The data, from the Center for Studying Health System Change's 2008 Health Tracking Physician Survey, was released last Wednesday. Under health reform law, beginning January 1 physicians are required to disclose their financial interest when referring Medicare and Medicaid patients for certain advanced imaging services, including MRI and CT scans, within their practices, and must also provide patients with a list of alternative suppliers.
The report also revealed that at practices with one or two physicians, 16% own or lease clinical lab equipment, 9% own or lease X-ray equipment, and 7% own or lease advanced imaging equipment.
The document notes that policymakers are concerned that physicians with ownership or other financial interests in medical facilities and equipment may make more referrals than medically necessary. It also said the Stark Act, which took effect in 1992 and was enacted to bar physician self-referrals of Medicare patients for clinical laboratory services, has lost its effectiveness.
"The Stark law was expanded to cover Medicaid patients and other health services, including inpatient and outpatient hospital services and radiology services. However, there are numerous exceptions to the self-referral prohibitions, most notably if the service is provided within the physician's office or practice," the report said.
"Since the enactment of the Stark laws, technological advances have allowed more services to be provided in outpatient settings, including physicians' offices. At the same time, the cost and scale of high-tech equipment, including advanced imaging equipment, such as computed tomography (CT) and magnetic resonance imaging (MRI) scanners, has declined, making office-based installations more feasible from a business perspective," found the survey.
The report relied on input from 2,750 physicians in community-based, physician-owned practices who were asked whether their main practice owned or leased equipment used for laboratory testing, including routine blood work; X-rays; other diagnostic imaging, such as CT or MRI scans; non-invasive testing besides electrocardiograms, such as echocardiograms, treadmill, nuclear testing, and sleep testing; and invasive procedures, such as endoscopy or cardiac catheterization.

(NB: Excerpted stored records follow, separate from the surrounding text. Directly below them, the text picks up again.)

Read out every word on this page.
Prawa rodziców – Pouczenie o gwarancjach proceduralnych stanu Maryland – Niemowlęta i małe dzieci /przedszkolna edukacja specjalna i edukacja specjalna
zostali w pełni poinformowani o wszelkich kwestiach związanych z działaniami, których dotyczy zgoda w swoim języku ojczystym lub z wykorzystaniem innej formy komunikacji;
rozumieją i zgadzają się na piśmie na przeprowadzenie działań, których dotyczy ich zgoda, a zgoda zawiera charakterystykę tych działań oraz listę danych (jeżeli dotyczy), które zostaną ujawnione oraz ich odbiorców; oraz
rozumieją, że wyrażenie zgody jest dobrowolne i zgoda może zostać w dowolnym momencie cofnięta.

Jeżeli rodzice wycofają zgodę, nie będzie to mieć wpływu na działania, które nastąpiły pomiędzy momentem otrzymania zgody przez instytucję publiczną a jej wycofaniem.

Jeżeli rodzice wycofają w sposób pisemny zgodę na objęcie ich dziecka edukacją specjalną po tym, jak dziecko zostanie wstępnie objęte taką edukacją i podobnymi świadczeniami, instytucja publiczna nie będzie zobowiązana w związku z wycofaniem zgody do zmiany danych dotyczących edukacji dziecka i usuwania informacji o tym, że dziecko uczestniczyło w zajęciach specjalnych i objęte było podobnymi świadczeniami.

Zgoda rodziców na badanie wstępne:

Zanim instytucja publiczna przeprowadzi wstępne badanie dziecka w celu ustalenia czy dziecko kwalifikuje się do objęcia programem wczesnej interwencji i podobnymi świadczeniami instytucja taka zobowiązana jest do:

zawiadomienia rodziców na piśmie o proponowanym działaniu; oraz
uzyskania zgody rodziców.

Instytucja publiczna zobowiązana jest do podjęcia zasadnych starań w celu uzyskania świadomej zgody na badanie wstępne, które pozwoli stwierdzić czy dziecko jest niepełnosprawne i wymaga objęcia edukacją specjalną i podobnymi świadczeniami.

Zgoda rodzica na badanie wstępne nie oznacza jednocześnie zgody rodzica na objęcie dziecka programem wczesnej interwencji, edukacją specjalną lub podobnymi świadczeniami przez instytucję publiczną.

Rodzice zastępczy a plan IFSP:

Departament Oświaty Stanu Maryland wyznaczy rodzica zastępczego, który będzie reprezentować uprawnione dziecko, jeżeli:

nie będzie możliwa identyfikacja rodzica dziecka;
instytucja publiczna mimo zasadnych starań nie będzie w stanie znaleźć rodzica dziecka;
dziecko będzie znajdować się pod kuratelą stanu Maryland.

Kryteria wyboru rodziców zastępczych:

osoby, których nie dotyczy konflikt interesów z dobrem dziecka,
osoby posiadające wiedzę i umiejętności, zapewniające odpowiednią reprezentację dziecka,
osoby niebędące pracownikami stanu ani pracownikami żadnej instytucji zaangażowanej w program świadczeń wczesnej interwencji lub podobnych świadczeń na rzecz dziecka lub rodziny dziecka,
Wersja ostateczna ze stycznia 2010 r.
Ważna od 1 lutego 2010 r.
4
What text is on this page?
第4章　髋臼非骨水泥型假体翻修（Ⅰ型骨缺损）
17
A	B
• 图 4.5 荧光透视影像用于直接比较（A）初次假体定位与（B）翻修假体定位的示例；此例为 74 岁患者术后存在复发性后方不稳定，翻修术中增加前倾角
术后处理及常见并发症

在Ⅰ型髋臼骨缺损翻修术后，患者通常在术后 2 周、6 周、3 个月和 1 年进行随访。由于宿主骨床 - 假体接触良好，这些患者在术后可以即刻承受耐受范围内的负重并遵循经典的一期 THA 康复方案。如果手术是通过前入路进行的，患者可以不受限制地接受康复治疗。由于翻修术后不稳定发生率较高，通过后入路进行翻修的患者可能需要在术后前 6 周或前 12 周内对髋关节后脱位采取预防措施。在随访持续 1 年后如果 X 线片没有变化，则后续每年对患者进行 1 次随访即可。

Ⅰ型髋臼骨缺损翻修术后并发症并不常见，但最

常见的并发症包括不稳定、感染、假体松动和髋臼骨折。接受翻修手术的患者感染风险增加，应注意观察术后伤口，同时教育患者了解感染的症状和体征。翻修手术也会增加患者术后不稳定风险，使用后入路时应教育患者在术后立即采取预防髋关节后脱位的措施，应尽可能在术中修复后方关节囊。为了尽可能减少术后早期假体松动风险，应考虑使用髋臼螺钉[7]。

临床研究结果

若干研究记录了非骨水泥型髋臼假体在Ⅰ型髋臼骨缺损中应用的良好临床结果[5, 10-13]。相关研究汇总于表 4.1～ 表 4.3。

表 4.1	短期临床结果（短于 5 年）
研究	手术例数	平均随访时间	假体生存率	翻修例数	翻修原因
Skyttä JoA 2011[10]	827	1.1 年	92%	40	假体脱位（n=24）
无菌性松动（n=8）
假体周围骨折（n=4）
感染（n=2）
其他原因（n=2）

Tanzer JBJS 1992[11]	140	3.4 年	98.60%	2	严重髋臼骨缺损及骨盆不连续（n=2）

Overall, 25% reported their practice owned or leased equipment for laboratory services, 23% for X-rays, 17% for advanced imaging, 29% for non-invasive procedures, and 11% for invasive procedures. Overall, almost one in seven physicians (13%) reported that their practice owned or leased three or more types of equipment.
The report noted that Congress and the Centers for Medicare and Medicaid Services have taken action to make physicians' ownership and use of some types of advanced imaging less attractive by cutting Medicare reimbursements.
It said that, "given the growing evidence that physician self-referral contributes to unnecessary and costly care, policymakers might reconsider the broadness of the in-office ancillary service exemption to the Stark law."
"Ultimately, moving away from fee-for-service payment toward payment mechanisms that reimburse physicians for a broader unit of service, such as an episode of care, or putting physicians at least partially at risk for the cost of care will alter the financial incentives that now encourage physician self-referrals," concluded the report.